Stack-crawling must know where to stop. We currently use a straightforward kludge: Moby code is called from C code, so we will reach this C code's activation frame before ``falling off'' the deep-end of the stack. We can detect the C code because Moby frames have return addresses that appear in the PC map. So once a return address lookup fails, we stop. A more robust solution is to record the deep-end of the Moby stack. The trick here is to get it exactly right when transferring control to Moby code; some hand-written assembly may be necessary. Also, a more complicated solution will be necessary if we allow C code to ``callback'' into Moby code.

When we are done with the collection, we put the allocation pointer on a fresh page and return it. Note that the multi-threaded version does not move any allocation pointers during collection.

Because Moby code keeps its allocation pointer in a register, it is inconvenient to have foreign code allocate off of this pointer. Therefore, the collector maintains another allocation pointer, called specialAllocPtr in a global variable. Calls to malloc-replacement functions, such as gcMalloc, use this pointer to do allocation. The collector just needs to put this pointer onto a fresh page after collection is complete.

12.4 Multithreading

Note: the multithreaded version works fine for single-threaded programs, so we encourage using it unless bugs are encountered or performance demands otherwise. (The degraded performance would involve managing some unneeded mutexes, maintaining some unneeded global state, and enduring some unneeded function call indirections.) In fact, this situation is the only one that has been tested. That is, we have not yet invoked multiple threads with enough allocation to trigger a collection.

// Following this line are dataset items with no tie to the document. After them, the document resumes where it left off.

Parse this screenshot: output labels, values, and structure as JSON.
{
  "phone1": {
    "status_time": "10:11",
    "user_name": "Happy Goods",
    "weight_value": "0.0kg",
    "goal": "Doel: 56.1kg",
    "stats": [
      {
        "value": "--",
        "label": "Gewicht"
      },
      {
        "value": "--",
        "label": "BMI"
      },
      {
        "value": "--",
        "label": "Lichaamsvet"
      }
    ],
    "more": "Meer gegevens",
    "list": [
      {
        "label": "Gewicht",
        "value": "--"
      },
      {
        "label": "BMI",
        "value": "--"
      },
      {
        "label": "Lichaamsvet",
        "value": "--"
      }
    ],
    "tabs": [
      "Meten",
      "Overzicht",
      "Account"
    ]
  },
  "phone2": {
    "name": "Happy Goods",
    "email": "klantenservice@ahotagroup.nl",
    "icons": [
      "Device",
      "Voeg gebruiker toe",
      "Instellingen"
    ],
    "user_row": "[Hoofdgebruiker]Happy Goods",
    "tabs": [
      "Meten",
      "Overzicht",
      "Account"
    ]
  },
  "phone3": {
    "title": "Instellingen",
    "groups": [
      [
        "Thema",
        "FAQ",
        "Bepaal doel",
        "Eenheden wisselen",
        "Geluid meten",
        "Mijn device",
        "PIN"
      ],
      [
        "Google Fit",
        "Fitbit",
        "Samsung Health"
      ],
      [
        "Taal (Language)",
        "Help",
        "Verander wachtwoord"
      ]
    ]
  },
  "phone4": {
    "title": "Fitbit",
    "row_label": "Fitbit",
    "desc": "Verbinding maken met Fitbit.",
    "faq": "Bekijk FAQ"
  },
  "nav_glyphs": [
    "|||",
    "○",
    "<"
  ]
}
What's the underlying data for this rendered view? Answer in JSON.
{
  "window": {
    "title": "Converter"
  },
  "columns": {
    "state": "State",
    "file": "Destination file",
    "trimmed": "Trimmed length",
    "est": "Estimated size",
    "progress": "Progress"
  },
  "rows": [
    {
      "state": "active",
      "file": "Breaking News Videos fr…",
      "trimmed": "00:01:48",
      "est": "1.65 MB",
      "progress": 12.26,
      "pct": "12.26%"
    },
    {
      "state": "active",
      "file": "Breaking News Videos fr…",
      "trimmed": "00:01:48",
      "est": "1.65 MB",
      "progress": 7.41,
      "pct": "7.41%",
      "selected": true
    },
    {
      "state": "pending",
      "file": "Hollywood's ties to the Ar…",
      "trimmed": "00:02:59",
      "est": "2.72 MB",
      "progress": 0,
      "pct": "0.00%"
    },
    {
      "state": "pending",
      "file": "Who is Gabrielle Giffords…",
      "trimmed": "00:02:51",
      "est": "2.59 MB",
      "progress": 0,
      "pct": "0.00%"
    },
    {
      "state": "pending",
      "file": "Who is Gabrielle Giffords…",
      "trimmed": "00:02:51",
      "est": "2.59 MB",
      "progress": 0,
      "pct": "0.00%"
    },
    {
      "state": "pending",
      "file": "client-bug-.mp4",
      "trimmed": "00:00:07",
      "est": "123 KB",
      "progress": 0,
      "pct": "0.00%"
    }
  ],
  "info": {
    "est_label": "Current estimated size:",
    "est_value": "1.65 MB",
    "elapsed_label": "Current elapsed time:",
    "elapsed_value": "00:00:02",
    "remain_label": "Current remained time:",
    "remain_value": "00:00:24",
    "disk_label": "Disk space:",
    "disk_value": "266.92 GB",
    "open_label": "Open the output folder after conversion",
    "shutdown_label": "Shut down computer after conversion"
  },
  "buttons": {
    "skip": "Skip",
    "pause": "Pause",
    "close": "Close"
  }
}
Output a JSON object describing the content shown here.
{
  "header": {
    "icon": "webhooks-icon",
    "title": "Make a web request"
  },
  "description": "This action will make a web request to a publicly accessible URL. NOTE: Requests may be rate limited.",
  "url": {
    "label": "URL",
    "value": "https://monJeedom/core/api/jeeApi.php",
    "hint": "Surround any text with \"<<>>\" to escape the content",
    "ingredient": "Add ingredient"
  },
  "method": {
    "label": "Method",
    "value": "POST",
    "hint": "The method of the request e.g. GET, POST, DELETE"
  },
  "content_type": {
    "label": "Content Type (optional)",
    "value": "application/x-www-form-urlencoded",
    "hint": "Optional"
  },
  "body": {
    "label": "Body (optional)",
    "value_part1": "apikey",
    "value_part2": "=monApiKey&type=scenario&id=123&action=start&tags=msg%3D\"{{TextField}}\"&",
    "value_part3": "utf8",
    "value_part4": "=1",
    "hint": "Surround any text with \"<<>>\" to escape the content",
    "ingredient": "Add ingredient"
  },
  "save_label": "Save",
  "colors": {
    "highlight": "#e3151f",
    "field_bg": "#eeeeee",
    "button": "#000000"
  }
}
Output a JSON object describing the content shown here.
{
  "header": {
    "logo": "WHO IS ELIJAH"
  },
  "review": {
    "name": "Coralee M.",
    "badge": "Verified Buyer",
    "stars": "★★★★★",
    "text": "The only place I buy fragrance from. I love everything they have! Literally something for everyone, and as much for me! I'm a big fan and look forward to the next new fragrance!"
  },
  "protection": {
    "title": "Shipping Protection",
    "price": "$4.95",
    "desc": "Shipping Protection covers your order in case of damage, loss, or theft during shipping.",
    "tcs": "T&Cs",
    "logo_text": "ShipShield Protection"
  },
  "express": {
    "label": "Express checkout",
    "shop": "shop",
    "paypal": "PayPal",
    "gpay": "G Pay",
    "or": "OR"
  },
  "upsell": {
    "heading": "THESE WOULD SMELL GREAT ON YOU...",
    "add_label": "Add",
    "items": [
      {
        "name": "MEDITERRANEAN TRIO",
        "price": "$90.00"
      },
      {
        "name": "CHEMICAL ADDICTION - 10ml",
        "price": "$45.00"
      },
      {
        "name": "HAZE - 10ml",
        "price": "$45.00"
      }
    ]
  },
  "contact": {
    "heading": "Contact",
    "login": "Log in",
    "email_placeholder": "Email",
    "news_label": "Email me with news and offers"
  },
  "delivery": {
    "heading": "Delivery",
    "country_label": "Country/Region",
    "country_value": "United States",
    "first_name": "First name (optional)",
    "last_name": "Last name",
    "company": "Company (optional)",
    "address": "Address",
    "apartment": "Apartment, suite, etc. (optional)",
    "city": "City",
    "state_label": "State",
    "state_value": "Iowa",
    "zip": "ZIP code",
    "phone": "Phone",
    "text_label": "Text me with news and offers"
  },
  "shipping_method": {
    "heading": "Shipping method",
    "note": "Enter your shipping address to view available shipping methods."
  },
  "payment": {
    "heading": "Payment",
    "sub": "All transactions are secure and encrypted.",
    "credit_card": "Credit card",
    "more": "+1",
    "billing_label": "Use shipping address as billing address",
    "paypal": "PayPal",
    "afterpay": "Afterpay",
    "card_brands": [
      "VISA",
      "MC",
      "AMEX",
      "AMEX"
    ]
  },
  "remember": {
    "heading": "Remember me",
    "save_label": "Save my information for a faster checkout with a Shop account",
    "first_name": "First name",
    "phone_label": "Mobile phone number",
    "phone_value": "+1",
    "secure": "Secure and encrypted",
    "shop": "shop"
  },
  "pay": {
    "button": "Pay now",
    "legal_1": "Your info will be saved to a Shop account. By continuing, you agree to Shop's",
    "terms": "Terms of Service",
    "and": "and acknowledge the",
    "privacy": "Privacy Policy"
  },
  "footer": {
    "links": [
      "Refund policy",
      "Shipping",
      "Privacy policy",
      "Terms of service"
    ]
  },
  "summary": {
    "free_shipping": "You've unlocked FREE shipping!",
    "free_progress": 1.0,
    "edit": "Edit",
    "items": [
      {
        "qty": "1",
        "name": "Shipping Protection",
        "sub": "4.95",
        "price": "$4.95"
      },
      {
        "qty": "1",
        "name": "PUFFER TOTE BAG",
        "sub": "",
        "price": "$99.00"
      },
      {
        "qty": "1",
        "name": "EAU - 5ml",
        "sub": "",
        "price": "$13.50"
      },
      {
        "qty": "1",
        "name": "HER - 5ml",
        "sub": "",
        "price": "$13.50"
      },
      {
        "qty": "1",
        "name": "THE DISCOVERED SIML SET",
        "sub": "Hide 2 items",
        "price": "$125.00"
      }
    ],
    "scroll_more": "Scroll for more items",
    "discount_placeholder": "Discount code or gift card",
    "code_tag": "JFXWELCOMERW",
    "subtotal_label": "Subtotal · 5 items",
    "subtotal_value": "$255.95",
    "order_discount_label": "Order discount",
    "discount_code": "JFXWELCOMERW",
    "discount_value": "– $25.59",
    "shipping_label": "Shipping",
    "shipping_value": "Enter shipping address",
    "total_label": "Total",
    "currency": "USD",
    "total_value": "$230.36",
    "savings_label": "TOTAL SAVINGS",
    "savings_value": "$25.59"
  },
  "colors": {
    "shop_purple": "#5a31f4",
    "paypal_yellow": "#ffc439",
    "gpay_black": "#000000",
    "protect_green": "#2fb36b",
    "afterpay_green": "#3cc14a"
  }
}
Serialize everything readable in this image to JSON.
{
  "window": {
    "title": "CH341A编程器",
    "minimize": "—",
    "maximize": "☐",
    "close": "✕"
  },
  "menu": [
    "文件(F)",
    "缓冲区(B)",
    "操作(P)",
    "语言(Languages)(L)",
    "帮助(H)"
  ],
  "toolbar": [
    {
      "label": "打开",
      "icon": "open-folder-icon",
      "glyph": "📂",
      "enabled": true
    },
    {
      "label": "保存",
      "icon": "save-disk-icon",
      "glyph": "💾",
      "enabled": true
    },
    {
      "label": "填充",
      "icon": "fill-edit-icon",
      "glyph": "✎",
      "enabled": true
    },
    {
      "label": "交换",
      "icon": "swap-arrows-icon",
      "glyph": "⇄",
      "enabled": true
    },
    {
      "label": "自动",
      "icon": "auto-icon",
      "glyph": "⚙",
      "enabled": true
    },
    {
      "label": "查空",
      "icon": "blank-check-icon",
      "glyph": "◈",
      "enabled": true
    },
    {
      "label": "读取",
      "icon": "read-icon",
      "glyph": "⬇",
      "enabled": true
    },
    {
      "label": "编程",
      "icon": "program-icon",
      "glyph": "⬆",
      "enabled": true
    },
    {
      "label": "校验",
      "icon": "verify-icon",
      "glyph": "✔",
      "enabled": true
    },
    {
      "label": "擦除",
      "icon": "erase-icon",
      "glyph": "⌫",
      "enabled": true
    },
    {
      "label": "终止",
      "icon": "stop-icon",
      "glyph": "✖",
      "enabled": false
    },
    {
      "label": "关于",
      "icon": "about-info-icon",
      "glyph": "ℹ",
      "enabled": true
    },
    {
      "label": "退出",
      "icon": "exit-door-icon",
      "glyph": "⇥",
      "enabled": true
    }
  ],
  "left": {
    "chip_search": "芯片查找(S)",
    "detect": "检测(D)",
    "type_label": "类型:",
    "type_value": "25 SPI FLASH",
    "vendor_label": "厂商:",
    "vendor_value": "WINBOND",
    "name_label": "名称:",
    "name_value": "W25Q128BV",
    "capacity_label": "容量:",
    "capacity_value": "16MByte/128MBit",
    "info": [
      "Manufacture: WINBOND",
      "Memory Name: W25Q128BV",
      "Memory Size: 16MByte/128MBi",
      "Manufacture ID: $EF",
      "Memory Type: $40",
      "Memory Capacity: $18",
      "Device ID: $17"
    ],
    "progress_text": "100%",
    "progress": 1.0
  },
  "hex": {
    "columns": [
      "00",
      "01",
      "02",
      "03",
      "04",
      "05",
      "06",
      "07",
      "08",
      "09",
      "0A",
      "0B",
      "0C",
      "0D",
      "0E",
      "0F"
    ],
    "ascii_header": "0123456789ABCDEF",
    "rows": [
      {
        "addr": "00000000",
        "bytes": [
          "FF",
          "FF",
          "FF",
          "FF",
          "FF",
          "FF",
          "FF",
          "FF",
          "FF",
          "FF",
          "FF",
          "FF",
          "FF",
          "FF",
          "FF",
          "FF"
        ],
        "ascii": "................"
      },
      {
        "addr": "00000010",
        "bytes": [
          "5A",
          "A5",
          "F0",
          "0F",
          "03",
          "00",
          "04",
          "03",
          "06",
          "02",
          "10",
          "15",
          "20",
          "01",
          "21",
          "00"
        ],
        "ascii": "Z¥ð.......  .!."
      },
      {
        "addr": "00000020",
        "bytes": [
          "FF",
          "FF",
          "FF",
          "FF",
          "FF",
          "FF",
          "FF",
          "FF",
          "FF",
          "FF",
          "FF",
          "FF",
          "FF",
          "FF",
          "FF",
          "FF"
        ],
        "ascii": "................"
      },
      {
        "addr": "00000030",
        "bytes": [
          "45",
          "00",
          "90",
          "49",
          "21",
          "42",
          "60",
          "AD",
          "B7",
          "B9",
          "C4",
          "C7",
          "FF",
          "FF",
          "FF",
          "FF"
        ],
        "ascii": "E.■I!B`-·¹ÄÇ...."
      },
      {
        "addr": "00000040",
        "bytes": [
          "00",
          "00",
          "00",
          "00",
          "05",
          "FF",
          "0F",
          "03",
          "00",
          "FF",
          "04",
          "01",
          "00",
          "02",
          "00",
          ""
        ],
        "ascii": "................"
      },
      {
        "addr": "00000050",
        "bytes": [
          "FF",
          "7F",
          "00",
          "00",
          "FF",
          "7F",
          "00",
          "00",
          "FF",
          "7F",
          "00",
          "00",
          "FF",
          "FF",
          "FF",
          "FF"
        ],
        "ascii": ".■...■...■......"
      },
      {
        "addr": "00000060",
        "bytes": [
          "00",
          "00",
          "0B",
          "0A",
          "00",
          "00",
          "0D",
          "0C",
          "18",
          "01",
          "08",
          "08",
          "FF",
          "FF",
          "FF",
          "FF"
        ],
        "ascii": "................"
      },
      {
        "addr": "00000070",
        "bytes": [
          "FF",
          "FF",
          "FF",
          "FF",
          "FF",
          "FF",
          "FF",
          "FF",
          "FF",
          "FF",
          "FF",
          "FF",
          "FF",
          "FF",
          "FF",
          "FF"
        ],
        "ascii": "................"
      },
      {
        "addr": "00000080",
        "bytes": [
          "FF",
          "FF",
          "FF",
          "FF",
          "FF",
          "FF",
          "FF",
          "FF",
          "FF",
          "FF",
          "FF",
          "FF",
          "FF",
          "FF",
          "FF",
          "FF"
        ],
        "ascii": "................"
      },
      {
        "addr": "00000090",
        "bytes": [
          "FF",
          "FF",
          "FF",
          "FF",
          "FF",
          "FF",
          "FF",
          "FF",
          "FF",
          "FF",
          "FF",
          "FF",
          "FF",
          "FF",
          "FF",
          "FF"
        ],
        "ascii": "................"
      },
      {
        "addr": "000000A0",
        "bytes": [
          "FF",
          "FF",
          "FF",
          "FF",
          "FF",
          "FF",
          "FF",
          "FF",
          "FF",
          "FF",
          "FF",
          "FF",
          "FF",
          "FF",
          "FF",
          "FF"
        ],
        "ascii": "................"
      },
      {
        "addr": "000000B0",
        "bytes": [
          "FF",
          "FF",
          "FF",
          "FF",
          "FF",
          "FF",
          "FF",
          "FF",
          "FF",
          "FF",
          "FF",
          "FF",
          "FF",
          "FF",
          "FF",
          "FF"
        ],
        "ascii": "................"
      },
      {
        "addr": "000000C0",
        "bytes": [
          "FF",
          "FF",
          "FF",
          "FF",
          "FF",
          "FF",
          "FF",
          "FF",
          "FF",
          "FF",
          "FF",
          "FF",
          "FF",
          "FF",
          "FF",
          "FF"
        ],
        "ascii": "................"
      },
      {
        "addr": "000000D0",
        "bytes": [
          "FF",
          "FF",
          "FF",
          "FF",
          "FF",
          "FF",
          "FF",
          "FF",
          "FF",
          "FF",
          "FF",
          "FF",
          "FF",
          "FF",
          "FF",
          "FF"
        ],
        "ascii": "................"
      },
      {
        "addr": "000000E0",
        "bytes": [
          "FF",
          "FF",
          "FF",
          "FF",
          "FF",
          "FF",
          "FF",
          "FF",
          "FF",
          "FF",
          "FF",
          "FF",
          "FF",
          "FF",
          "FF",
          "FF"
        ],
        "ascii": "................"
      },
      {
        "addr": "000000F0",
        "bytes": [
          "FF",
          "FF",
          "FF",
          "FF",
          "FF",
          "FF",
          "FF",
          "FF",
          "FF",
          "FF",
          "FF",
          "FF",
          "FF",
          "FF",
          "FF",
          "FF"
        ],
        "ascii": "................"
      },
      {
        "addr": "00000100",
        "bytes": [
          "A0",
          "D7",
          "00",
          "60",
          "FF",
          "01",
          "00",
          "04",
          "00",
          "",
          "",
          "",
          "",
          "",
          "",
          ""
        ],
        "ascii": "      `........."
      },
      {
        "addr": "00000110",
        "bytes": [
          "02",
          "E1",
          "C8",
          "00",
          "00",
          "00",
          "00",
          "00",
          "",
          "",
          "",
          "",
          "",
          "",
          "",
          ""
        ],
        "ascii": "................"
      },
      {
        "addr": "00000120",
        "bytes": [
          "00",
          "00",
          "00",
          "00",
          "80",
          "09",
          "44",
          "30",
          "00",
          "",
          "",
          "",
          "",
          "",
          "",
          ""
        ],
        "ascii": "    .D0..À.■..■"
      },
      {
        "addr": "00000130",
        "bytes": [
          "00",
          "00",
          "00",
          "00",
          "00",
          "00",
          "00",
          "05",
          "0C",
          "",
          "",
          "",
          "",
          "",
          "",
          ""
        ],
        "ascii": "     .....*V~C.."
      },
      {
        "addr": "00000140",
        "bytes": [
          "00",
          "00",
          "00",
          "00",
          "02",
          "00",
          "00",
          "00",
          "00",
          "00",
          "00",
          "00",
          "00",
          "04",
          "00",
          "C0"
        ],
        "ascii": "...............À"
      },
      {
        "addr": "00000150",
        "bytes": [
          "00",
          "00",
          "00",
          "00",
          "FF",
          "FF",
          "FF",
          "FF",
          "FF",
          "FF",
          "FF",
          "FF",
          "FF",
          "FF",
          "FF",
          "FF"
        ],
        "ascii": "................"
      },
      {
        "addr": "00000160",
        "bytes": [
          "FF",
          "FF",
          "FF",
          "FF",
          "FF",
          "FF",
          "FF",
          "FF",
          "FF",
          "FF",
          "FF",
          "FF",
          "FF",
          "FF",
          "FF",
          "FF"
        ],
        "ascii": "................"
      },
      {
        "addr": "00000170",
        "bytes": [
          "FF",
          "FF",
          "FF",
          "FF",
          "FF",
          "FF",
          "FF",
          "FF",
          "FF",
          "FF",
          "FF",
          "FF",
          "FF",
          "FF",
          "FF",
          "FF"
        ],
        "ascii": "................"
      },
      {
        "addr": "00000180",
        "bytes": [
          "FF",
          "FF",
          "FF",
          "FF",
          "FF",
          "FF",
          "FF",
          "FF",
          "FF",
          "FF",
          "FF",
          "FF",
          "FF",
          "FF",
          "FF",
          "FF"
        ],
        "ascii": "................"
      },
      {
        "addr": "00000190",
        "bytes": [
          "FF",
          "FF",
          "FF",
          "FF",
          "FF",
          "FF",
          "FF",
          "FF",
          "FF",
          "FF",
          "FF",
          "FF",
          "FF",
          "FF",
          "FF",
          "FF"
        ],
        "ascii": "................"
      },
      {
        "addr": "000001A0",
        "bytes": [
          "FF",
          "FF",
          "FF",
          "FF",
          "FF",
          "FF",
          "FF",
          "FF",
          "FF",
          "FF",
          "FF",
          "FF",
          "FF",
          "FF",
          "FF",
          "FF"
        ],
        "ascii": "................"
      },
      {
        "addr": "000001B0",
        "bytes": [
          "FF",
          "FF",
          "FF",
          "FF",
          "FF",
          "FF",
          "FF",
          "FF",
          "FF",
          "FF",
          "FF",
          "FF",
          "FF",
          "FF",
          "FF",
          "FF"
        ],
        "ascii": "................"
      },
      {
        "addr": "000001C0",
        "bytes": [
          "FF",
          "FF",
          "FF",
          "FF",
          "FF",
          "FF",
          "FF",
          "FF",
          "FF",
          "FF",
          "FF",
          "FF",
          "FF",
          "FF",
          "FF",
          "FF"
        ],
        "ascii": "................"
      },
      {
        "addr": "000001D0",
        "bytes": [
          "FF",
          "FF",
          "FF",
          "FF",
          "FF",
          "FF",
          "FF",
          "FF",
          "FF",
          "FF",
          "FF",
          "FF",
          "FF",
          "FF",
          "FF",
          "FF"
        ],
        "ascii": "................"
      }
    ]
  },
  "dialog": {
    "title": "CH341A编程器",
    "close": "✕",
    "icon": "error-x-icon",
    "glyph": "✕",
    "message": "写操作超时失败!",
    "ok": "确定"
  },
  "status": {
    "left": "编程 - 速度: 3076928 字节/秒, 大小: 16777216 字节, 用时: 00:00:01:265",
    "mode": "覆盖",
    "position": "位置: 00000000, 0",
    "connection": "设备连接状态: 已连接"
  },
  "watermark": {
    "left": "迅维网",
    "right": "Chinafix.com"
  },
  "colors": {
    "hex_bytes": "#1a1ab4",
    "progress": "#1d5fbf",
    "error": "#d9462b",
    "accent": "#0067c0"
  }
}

Currently, each Moby thread runs in its own Posix thread (pthread). Some day we hope to multiplex multiple Moby threads in a pthread, but we ignore that complication here and just focus on the garbage-collection issues. (A major reason we temporarily abandoned this multiplexing is that the current Linux pthread implementation determines thread identity by masking the stack pointer. Newer versions have an implementation that does not rely on register esp.) Be warned that by default, these threads have only 2 megabyte stacks.

For each thread, there is a Moby context (moby_exec_ctxt_l_t) structure. All the contexts are kept in a doubly-linked list that is reachable through the global moby_runtime_info. Each thread also keeps a pointer to its own context in thread-local-data (using the key MobyCtxtKey). But wait, there's more. Concerned that accessing thread-local-data is too expensive, we also put a pointer to the context at the bottom of the page into which the context's allocation pointer currently points. So we can mask the allocation pointer to get the context pointer. (To be precise, we write a record object with a header indicating one non-pointer field and then the context pointer. It is a non-pointer in the sense that it does not point into the Moby heap.) When a thread gets a new page for allocating, the context pointer must be copied into that page.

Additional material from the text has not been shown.